Fables : l’esthétique des fables : éléments de versification (la diversité des types de vers, l’étude de la rime) ; le rôle du dialogue

7 02 2014

L’esthétique des fables : éléments de versification et le rôle du dialogue

La Fontaine ne s’est pas contenté de reprendre les fables de ses prédécesseurs. Il a innové, modifié.

 Eléments de versification

Esope avait choisi de raconter ses histoires en prose, Phèdre avait opté, comme La Fontaine, pour le vers. Là où il innove, c’est qu’il fait alterner les vers longs et les vers courts.
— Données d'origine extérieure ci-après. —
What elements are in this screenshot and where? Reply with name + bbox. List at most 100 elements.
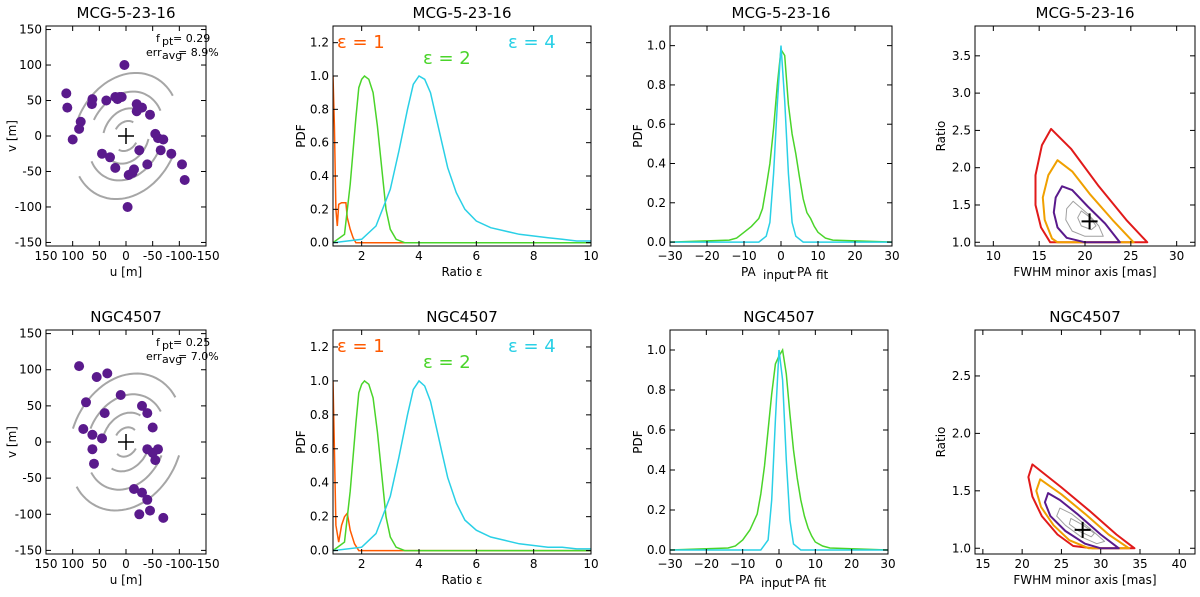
err-label: err bbox=[146, 46, 162, 59]
y-tick-label: 0.4 bbox=[310, 476, 329, 490]
y-tick-label: 0.8 bbox=[310, 408, 329, 422]
plot-content bbox=[670, 347, 888, 551]
x-tick-label: -50 bbox=[143, 249, 163, 263]
series-line bbox=[333, 75, 591, 244]
uv-point bbox=[97, 148, 107, 159]
y-axis-label: PDF bbox=[631, 430, 645, 453]
y-tick-label: 2.0 bbox=[952, 161, 971, 175]
x-tick-label: 25 bbox=[1123, 249, 1138, 263]
x-tick-label: -150 bbox=[192, 557, 219, 571]
x-tick-label: 150 bbox=[35, 557, 58, 571]
uv-point bbox=[179, 175, 190, 185]
series-line bbox=[333, 75, 591, 244]
uv-point bbox=[150, 128, 161, 139]
err-value: = 7.0% bbox=[178, 350, 219, 363]
uv-point bbox=[142, 408, 153, 419]
x-axis-label: FWHM minor axis [mas] bbox=[1013, 573, 1156, 587]
x-tick-label: 8 bbox=[530, 249, 538, 263]
x-tick-label: 30 bbox=[884, 249, 899, 263]
uv-point bbox=[102, 368, 113, 379]
uv-point bbox=[87, 94, 98, 105]
uv-point bbox=[155, 145, 166, 156]
series-line bbox=[670, 45, 892, 243]
panel-title: MCG-5-23-16 bbox=[413, 4, 512, 22]
y-tick-label: 0.0 bbox=[310, 544, 329, 558]
uv-track bbox=[78, 153, 175, 200]
uv-track bbox=[116, 448, 137, 458]
y-axis-label: PDF bbox=[631, 124, 645, 147]
uv-point bbox=[145, 109, 155, 120]
plot-content bbox=[61, 60, 190, 212]
series-line bbox=[333, 380, 591, 552]
uv-point bbox=[129, 164, 139, 175]
x-tick-label: 35 bbox=[1132, 557, 1147, 571]
x-axis-label: PA bbox=[739, 573, 754, 587]
contour-line bbox=[1065, 200, 1104, 237]
uv-point bbox=[97, 433, 107, 444]
uv-track bbox=[75, 455, 181, 512]
x-tick-label: 100 bbox=[61, 249, 84, 263]
series-line bbox=[670, 347, 888, 551]
x-tick-label: 0 bbox=[122, 557, 130, 571]
panel-ratio-mcg: MCG-5-23-16 ε = 1 ε = 2 ε = 4 2 4 6 8 10 0.0 0.2 0.… bbox=[294, 4, 599, 279]
y-tick-label: 1.2 bbox=[310, 36, 329, 50]
y-tick-label: -100 bbox=[15, 200, 42, 214]
y-tick-label: 0.2 bbox=[647, 196, 666, 210]
y-tick-label: 0.0 bbox=[310, 236, 329, 250]
y-axis-label: Ratio bbox=[934, 427, 948, 458]
y-tick-label: 0.6 bbox=[647, 117, 666, 131]
x-tick-label: 2 bbox=[358, 249, 366, 263]
uv-point bbox=[67, 134, 78, 145]
y-tick-label: 50 bbox=[27, 399, 42, 413]
uv-track bbox=[114, 120, 134, 130]
x-tick-label: 40 bbox=[1172, 557, 1187, 571]
err-sub: avg bbox=[162, 49, 182, 62]
panel-contour-mcg: MCG-5-23-16 10 15 20 25 30 1.0 1.5 2.0 2.5 3.0 3.5 F… bbox=[934, 4, 1196, 279]
fpt-label: f bbox=[156, 336, 161, 349]
x-tick-label: 6 bbox=[473, 557, 481, 571]
x-tick-label: 20 bbox=[844, 557, 859, 571]
plot-content bbox=[71, 361, 181, 523]
y-tick-label: 1.2 bbox=[310, 340, 329, 354]
y-tick-label: -100 bbox=[15, 507, 42, 521]
plot-content bbox=[1027, 463, 1136, 550]
plot-content bbox=[670, 45, 892, 243]
y-tick-label: -150 bbox=[15, 235, 42, 249]
x-tick-label: -100 bbox=[166, 249, 193, 263]
panel-pa-ngc: NGC4507 −30 −20 −10 0 10 20 30 0.0 0.2 0.4 0.6 0.8 1.… bbox=[631, 308, 896, 590]
x-axis-label-sub: fit bbox=[814, 576, 827, 590]
fpt-sub: pt bbox=[162, 35, 174, 48]
panel-title: MCG-5-23-16 bbox=[1036, 4, 1135, 22]
x-axis-label-sub: fit bbox=[816, 268, 829, 282]
x-axis-label: u [m] bbox=[110, 573, 142, 587]
y-axis-label: v [m] bbox=[5, 426, 19, 458]
y-tick-label: -50 bbox=[22, 164, 42, 178]
uv-point bbox=[153, 444, 163, 455]
x-tick-label: −10 bbox=[730, 557, 755, 571]
panel-title: MCG-5-23-16 bbox=[77, 4, 176, 22]
uv-track bbox=[115, 426, 136, 436]
uv-point bbox=[87, 444, 98, 455]
y-tick-label: -50 bbox=[22, 471, 42, 485]
legend-entry: ε = 2 bbox=[423, 48, 471, 69]
legend-entry: ε = 1 bbox=[337, 336, 385, 357]
contour-line bbox=[1034, 127, 1149, 244]
x-tick-label: 0 bbox=[777, 249, 785, 263]
x-tick-label: 10 bbox=[583, 557, 598, 571]
y-tick-label: 0.6 bbox=[310, 136, 329, 150]
uv-track bbox=[112, 138, 150, 165]
uv-point bbox=[119, 60, 130, 70]
err-value: = 8.9% bbox=[178, 46, 219, 59]
x-tick-label: 15 bbox=[1032, 249, 1047, 263]
fpt-value: = 0.29 bbox=[173, 32, 210, 45]
axes-frame bbox=[974, 329, 1196, 555]
x-tick-label: 6 bbox=[473, 249, 481, 263]
series-line bbox=[670, 349, 888, 551]
y-tick-label: 1.5 bbox=[952, 484, 971, 498]
y-axis-label: PDF bbox=[294, 124, 308, 147]
contour-line bbox=[1035, 478, 1130, 550]
series-line bbox=[333, 379, 591, 552]
legend-entry: ε = 4 bbox=[508, 336, 556, 357]
uv-track bbox=[118, 142, 138, 152]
Cette alternance semble aléatoire, mais elle a en réalité un sens :

– les vers longs, dans « Le loup et le chien » montrent le sentiment de supériorité du Chien :

« Il ne tiendra qu’à vous beau sire,
D’être aussi gras que moi, lui repartit le Chien.
Quittez les bois, vous ferez bien :
Vos pareils y sont misérables,
Cancres, haires, et pauvres diables,
Dont la condition est de mourir de faim.
Car quoi ? rien d’assuré : point de franche lippée :
Tout à la pointe de l’épée.
Suivez-moi : vous aurez un bien meilleur destin. »
(…)- Presque rien, dit le Chien, donner la chasse aux gens
Portants bâtons, et mendiants ;
Flatter ceux du logis, à son Maître complaire :
Moyennant quoi votre salaire
Sera force reliefs de toutes les façons :
Os de poulets, os de pigeons,
Sans parler de mainte caresse. «
(…)« Qu’est-ce là ? lui dit-il. – Rien. – Quoi ? rien ? – Peu de chose.
– Mais encor ? – Le collier dont je suis attaché
De ce que vous voyez est peut-être la cause.
– Attaché ? dit le Loup : vous ne courez donc pas
Où vous voulez ? – Pas toujours ; mais qu’importe ?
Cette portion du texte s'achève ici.